The problem? Reading the massive volumes of data that these applications require from the cloud is simply not an option.

The latency inherent to cloud reads is simply too high. So when this data does go to the cloud, it is more for long-term archive than for active data.

The challenge now is that enterprises are inundated with NFS data that they need to act on. Enterprises are generating enormous datasets that they need to store, access, and perform analysis on to extract actionable information.

Continuing to store these massive machine-generated datasets using the traditional, on-premises storage model is simply not practical. The data is growing too rapidly, making the costs of storing, managing, and backing up that data too expensive.

Hybrid Cloud Has Made NFS Performance a Priority

CloudFS is the first hybrid cloud NAS solution that has been specifically engineered to deliver exceptional performance for both SMB and NFS workloads in the enterprise.

As the leader in NFS performance, CloudFS was the first hybrid cloud NAS solution to design an embedded NVMe Separate Intent Log (SLOG) device.

A SLOG is similar in concept to a write cache for NFS data (and it certainly performs that function), but it does more than that. It also enhances data integrity, making it both fast and efficient.
By taking advantage of NVMe, CloudFS can deliver the performance enterprises need for their growing volume of machine-generated data.

The benefits to NFS performance in CloudFS are not limited to hardware. NFS performance has been maximized in virtual instances as well.
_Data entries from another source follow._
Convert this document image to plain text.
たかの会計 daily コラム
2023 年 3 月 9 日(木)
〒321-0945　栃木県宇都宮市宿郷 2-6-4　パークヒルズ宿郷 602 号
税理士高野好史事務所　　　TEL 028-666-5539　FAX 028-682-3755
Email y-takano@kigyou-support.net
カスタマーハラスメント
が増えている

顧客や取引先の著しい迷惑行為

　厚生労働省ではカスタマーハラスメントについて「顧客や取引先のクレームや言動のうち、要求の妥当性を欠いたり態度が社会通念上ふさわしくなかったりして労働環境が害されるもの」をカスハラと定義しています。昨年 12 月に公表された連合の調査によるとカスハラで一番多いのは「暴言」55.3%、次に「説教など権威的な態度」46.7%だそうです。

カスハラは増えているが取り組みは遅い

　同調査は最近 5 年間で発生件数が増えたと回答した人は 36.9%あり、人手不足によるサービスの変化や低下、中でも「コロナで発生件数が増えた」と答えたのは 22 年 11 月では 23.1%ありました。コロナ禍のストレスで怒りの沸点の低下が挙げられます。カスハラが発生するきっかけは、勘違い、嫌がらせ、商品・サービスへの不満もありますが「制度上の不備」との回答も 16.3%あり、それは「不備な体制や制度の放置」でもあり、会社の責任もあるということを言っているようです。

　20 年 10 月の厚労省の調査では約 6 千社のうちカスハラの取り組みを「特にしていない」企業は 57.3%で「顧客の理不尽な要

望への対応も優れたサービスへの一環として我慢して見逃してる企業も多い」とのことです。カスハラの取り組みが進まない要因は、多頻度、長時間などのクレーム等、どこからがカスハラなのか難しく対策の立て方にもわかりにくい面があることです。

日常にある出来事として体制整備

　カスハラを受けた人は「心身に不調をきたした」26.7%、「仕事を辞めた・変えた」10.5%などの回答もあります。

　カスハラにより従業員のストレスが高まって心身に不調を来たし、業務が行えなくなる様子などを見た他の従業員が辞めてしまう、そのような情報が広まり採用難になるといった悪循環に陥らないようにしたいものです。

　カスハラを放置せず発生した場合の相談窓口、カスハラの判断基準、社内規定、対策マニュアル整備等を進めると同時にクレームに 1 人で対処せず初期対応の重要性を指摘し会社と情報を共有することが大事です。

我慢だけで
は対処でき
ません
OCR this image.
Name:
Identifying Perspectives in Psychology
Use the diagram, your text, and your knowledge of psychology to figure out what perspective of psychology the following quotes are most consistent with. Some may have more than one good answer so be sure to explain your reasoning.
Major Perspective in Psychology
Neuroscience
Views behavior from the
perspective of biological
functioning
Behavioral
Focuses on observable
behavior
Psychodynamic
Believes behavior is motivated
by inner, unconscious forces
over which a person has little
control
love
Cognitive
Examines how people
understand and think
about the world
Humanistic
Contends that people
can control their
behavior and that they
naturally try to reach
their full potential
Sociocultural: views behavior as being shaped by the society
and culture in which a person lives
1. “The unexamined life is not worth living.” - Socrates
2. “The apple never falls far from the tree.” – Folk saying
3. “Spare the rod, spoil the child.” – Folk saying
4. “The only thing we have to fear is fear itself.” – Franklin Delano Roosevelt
In fact, unmatched performance of both NFS and SMB workloads is a primary goal of the file system.

The result? CloudFS can deliver maximum performance across the network. Each Panzura filer can fully saturate 20Gbps of network bandwidth.

To be clear, unlike other solutions, this does not mean that multiple CloudFS instances can aggregate to 20Gbps or that it is a maximum burst number you might see on your network once. An individual CloudFS instance can fully saturate a 20Gbps connection and sustain that level of performance.

In other words, your applications get full use of the bandwidth without the bottlenecking you’d find on traditional cloud solutions.

Takeaways on Hybrid Cloud for Machine Generated Data

In summary, applications that consume and process the vast amounts of machine-generated data being created need:

The performance of local storage.
To access that data using the NFS protocol.

Panzura uses intelligent caching, next-generation hardware, and advanced software to deliver LAN-speed performance while leveraging the scalability and durability benefits of the cloud.

The data these applications need is both available locally for fast access and securely stored in the cloud as a single source of truth.

1t is now possible for large distributed enterprises to store their vast amounts of IoT data, machine logs, 3D medical images, 4k video and other machine-generated data in the cloud. Simultaneously, they can still achieve the extreme local performance that applications such as Splunk and Hadoop demand.